If you are eager to witness anting, keep a close watch on the Javan Myna (Acridotheres javanicus). This is one of the most common birds in Singapore and chances are that you may be rewarded with seeing this behaviour LINK. Anting is also common among crows but these birds are now uncommon as they have been culled because they mess around with our garbage. Crows are interesting as they are involved in active as well as passive anting. Passive anting involves lying on an ant nest to allow the ants to swarm over them LINK.
Laughingthrushes also ant LINK (see video above, courtesy of Dr Leong Tzi Ming) as well as a number of other Passerines, but they have yet to be documented locally.
In active anting, the bird picks up the ant and places it on the outer flight feathers. Less frequently the ant may be placed under the tail, on the outer tail feathers. These birds very seldom place the ant on their body. Usually, the ant is picked up with the tip of the bill. The bird then strokes the ant down on the underside of the extended wing, moving from near the base of the feather to the tip. One primary feather is treated at a time. Attention is then given to the other wing or the bird may alternate from one wing to the other. The tail is then dealt with.

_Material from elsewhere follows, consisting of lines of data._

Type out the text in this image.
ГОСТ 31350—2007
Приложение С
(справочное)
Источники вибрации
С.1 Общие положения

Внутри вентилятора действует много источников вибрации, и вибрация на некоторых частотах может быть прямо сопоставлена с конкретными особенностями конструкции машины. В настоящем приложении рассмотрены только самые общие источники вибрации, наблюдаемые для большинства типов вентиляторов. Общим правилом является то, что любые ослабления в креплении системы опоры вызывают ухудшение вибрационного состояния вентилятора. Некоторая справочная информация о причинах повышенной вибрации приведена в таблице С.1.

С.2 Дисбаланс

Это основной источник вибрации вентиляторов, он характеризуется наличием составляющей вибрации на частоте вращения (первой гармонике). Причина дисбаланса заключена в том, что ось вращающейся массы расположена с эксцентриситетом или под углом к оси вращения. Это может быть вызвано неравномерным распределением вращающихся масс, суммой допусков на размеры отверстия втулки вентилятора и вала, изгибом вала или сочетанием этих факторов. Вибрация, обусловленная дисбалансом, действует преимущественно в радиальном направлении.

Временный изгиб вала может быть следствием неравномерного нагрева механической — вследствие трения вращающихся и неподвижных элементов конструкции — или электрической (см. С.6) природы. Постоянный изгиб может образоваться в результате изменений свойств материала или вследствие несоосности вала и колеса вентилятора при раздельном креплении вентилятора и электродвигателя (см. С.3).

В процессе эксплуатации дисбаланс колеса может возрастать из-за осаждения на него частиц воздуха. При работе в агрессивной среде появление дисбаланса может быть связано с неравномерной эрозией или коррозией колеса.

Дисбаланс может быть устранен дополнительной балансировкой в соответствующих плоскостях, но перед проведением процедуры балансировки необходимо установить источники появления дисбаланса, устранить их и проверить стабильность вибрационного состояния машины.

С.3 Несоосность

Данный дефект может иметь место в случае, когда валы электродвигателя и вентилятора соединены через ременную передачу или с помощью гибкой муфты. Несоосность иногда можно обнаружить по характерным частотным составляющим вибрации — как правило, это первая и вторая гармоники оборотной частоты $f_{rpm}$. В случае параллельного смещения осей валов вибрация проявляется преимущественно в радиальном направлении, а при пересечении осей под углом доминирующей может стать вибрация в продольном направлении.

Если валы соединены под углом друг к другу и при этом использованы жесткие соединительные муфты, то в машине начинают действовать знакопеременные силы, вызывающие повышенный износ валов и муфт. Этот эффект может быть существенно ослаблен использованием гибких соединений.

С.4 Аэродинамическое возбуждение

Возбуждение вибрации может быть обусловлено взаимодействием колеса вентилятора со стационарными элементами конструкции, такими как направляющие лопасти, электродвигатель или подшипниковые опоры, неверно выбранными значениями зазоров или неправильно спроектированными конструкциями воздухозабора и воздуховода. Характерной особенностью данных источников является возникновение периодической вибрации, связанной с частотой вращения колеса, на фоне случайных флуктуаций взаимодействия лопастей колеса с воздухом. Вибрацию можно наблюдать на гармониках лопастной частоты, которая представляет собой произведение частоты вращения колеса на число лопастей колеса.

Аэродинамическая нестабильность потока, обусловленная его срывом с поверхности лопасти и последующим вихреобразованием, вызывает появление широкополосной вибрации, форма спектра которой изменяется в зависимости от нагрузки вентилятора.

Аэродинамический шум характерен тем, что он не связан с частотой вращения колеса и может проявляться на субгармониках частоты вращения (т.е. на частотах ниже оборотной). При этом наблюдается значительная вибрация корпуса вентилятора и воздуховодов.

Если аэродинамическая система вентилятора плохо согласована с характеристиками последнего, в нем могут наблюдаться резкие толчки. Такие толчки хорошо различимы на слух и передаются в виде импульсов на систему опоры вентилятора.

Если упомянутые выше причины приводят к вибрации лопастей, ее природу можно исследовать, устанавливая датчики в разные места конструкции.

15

During anting the bird half closes the eyes and the nictitating membrane may then flick across the eye (above). This probably protects the eyes from the ant’s formic acid and against contact with the feathers.
The ants may be used singly or several at a time. Some birds crush the ant so that the acid-glands are ruptured, others use the ants intact. Most birds bite the ant and use it immediately although a few may nibble it first. The ants may be eaten or discarded after use.
So, is anting innate or acquired by learning? Ornithologists tend to agree that anting is innate, the behaviour being hard-wired into the bird’s DNA. However, it is possible that such behaviour needs to be learnt by observing others in order to perfect it through trial and error. How else do you explain birds picking up non-worker ants that do not produce formic acid to ant? Or use tobacco ash, lighted cigarette butts, mothballs, small limes and various insects to ant as reported in the literature? Or can these items actually get rid of lice?
2nd April 2018
Simmons, KEL 1957. A review of the anting-behaviour of Passerine birds. British Birds. Vol. L No. 10, 401-430 PDF.